Le jour de la Victoire en Europe est survenue le 8 mai 1945, et avec elle, la fin de la guerre dans l’Ouest. Le WRCNS a été dissous en août de l’année suivante, mettant fin à un chapitre de l’histoire navale canadienne. On a reconnu le service des Wrens et leur énorme contribution à la Marine.

« Elles se sont enrôlées parce que leur pays avait besoin d’elles », a déclaré le capitaine de frégate William Strange, directeur de l’information navale, dans un discours prononcé en août 1946 à la radio de la CBC pour marquer la fin du WRCNS. « Il se peut que ce soit parce qu’un frère était déjà dans le service, ou simplement parce qu’elles espéraient avoir un aperçu de l’eau bleue, ou peut-être simplement parce qu’elles aimaient l’idée d’être dans la Marine. Quelle que soit la raison de leur engagement, elles étaient prêtes à aller n’importe où ou à faire tout ce que le service naval pouvait exiger d’elles.Note de bas de page9

Les femmes ont réintégré le service naval dans les années 1950, d’abord comme membres de la Marine royale du Canada (Réserve) à partir de 1951. Quelques années plus tard, les femmes ont été autorisées à s’enrôler dans la Force régulière, et non plus dans un service distinct.
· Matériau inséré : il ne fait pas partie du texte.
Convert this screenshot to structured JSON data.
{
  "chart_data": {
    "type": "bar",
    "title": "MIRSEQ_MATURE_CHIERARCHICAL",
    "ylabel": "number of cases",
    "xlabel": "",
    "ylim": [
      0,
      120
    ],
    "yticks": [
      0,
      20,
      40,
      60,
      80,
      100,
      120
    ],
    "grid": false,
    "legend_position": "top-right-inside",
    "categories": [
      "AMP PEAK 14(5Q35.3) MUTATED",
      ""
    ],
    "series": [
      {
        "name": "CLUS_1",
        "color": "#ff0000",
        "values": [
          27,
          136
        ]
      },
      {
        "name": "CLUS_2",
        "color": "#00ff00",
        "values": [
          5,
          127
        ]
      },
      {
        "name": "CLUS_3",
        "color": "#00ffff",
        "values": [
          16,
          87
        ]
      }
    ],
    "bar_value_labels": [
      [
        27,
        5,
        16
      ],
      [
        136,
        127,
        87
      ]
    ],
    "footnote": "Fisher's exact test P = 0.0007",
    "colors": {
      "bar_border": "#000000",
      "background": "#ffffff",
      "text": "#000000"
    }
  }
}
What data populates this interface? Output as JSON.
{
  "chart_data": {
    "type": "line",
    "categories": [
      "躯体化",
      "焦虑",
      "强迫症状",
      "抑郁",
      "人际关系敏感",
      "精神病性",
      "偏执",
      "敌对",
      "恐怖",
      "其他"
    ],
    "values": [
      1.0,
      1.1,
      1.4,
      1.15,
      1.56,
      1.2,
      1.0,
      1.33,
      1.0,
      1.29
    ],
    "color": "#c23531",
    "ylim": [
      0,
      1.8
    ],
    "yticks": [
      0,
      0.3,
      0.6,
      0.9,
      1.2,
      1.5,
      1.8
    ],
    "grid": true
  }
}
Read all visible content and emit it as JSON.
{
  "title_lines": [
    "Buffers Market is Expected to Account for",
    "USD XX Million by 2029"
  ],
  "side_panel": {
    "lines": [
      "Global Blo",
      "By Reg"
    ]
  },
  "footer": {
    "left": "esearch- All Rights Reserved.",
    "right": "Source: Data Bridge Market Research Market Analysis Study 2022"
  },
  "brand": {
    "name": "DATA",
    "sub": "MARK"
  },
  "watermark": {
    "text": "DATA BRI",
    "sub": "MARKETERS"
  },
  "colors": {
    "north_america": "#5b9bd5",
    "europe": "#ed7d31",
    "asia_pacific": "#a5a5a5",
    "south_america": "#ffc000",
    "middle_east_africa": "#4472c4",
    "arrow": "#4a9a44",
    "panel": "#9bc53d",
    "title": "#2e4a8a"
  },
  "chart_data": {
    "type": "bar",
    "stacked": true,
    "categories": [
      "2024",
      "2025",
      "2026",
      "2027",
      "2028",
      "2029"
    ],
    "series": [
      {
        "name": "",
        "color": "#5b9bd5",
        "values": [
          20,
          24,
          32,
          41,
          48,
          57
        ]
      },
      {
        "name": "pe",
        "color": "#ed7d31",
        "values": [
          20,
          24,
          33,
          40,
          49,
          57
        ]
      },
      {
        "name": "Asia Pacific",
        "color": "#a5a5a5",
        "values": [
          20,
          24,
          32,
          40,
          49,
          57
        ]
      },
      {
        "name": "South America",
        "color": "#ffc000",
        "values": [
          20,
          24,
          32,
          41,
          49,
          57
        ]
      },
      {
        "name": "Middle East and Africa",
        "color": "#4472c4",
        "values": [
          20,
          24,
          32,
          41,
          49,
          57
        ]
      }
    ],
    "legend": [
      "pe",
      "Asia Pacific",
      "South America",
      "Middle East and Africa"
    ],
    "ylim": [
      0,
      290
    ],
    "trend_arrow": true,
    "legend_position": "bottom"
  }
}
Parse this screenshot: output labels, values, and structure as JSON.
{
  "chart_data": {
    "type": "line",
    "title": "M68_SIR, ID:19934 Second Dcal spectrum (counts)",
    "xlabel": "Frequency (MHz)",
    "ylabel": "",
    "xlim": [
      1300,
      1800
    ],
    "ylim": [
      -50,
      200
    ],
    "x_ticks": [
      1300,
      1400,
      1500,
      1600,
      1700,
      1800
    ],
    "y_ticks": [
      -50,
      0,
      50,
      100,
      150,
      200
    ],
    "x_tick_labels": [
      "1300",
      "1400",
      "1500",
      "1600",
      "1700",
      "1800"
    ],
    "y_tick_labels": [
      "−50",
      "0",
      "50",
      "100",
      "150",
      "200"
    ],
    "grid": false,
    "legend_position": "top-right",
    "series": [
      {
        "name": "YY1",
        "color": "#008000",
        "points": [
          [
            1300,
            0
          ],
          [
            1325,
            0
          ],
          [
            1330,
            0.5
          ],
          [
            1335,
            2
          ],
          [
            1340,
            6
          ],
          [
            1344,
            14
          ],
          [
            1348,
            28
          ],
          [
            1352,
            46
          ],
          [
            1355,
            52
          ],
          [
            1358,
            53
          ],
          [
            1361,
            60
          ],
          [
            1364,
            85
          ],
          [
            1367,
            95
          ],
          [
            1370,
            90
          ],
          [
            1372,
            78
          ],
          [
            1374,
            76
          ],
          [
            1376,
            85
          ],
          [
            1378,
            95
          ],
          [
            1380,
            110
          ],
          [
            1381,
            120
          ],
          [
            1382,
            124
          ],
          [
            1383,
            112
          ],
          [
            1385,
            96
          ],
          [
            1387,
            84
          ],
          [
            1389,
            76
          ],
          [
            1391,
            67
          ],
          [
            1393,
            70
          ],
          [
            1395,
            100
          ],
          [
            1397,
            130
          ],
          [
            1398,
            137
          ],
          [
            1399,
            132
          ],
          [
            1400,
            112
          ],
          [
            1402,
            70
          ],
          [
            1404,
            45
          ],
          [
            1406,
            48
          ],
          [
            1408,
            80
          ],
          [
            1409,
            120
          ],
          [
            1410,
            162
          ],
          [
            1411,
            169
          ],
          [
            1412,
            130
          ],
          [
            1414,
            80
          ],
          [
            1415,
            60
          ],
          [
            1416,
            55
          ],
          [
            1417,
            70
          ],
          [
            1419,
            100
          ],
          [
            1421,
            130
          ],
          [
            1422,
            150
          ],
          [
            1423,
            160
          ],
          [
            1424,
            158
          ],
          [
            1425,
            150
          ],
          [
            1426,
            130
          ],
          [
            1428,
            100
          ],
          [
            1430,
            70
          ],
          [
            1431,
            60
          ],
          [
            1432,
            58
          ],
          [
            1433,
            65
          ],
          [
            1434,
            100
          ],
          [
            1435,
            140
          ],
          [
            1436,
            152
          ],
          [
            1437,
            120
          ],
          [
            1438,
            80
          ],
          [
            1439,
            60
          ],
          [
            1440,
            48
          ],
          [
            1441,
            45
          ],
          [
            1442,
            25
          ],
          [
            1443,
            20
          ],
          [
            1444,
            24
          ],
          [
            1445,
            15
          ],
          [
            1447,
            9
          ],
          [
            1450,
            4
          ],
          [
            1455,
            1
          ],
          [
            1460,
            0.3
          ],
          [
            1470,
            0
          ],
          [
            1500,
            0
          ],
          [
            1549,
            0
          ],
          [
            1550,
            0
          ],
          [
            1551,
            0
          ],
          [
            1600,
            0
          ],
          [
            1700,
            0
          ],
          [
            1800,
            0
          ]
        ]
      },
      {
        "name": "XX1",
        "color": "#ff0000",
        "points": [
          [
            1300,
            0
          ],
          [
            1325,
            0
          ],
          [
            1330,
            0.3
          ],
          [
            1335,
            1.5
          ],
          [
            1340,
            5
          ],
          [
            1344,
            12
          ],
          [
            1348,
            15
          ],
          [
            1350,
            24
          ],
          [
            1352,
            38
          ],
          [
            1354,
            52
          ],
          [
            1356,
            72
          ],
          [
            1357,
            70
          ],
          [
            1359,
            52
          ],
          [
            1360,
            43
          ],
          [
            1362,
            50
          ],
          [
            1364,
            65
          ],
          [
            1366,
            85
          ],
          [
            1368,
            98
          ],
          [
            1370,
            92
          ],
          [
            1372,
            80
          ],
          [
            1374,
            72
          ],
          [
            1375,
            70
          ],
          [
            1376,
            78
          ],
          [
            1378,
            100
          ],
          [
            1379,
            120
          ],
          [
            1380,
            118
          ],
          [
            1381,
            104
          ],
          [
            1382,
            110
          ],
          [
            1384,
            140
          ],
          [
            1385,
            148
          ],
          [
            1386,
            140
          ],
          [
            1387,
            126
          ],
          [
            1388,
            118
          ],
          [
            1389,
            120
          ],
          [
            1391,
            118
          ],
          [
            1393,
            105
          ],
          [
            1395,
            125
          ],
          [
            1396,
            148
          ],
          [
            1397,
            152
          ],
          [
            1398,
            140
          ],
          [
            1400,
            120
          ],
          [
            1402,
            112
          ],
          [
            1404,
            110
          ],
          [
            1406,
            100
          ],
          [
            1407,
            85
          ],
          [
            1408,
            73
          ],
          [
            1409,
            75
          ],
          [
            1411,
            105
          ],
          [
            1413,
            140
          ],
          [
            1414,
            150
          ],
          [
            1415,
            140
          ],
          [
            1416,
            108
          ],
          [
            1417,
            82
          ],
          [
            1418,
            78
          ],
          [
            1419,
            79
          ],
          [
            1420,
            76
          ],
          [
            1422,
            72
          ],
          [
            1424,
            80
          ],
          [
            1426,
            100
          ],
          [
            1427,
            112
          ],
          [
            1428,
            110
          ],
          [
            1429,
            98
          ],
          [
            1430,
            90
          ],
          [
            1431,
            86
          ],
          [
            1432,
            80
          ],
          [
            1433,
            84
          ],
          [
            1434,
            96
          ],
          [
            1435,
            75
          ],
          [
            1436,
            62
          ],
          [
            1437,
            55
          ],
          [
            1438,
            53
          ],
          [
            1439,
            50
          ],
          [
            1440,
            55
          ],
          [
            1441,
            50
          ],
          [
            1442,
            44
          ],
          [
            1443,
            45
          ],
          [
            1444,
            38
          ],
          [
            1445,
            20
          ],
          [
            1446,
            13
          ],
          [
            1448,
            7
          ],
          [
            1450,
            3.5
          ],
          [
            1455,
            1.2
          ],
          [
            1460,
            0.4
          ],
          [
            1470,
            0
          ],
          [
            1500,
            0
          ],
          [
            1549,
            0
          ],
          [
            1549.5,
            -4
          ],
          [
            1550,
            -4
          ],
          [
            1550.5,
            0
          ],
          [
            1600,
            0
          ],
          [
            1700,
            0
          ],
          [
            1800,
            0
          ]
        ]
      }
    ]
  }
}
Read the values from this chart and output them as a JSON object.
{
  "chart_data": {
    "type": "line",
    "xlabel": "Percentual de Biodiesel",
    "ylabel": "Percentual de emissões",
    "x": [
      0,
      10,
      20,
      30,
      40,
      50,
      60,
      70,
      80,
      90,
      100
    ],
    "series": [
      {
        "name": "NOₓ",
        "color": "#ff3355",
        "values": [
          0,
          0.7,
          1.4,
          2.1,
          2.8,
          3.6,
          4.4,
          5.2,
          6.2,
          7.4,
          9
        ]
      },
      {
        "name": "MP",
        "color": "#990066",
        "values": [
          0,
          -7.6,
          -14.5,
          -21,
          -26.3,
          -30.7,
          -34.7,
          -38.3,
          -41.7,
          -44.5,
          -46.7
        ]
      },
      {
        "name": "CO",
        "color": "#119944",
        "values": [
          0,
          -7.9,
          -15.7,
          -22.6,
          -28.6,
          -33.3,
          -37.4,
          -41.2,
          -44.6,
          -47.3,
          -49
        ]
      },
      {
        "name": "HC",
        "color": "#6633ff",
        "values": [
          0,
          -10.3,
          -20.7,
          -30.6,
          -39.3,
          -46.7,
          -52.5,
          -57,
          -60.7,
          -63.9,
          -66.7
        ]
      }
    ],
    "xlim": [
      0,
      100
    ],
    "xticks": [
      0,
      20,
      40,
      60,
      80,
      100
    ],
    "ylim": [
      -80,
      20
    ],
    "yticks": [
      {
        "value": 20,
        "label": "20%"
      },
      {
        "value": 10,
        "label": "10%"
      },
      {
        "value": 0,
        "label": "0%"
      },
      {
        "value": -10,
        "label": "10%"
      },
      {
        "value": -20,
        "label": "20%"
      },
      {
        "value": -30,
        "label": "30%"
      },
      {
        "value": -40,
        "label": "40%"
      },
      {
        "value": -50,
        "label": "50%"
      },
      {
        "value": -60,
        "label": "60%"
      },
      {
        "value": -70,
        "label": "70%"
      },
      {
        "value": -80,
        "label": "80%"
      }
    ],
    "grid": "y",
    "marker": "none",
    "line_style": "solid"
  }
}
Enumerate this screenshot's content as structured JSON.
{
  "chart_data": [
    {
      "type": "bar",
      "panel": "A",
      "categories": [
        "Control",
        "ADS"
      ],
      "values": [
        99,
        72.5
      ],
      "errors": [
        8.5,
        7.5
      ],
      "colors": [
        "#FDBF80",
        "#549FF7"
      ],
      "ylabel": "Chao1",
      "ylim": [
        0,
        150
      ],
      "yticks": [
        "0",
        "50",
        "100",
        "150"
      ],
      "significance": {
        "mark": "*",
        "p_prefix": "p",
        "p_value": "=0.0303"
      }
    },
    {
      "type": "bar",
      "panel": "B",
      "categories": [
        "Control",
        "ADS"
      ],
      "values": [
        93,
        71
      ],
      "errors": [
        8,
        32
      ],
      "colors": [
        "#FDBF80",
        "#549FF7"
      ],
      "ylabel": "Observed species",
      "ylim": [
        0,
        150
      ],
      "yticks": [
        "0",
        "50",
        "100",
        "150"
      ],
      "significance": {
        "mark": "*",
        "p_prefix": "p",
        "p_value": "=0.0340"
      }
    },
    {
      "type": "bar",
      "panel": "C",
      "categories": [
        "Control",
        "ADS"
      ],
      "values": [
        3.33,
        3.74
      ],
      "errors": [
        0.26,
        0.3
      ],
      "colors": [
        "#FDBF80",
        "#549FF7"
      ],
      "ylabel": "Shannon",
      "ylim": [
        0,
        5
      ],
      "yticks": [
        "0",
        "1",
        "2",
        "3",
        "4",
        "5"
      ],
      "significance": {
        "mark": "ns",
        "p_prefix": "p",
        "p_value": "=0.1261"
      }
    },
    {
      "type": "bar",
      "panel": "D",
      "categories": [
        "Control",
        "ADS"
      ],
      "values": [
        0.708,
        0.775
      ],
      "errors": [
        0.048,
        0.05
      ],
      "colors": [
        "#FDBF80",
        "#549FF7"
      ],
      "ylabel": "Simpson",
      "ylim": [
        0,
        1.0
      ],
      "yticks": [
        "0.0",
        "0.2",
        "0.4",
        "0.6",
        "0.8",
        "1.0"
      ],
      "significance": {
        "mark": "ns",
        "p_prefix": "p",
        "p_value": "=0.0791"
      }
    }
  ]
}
Cependant, leur service pendant la Seconde Guerre mondiale a changé la société canadienne à jamais. Pendant que les hommes étaient en mer, les femmes ont travaillé dans tous les secteurs de l’économie et dans tous les domaines du service national, jetant ainsi les bases de la lutte pour l’égalité des femmes au cours des décennies qui ont suivi.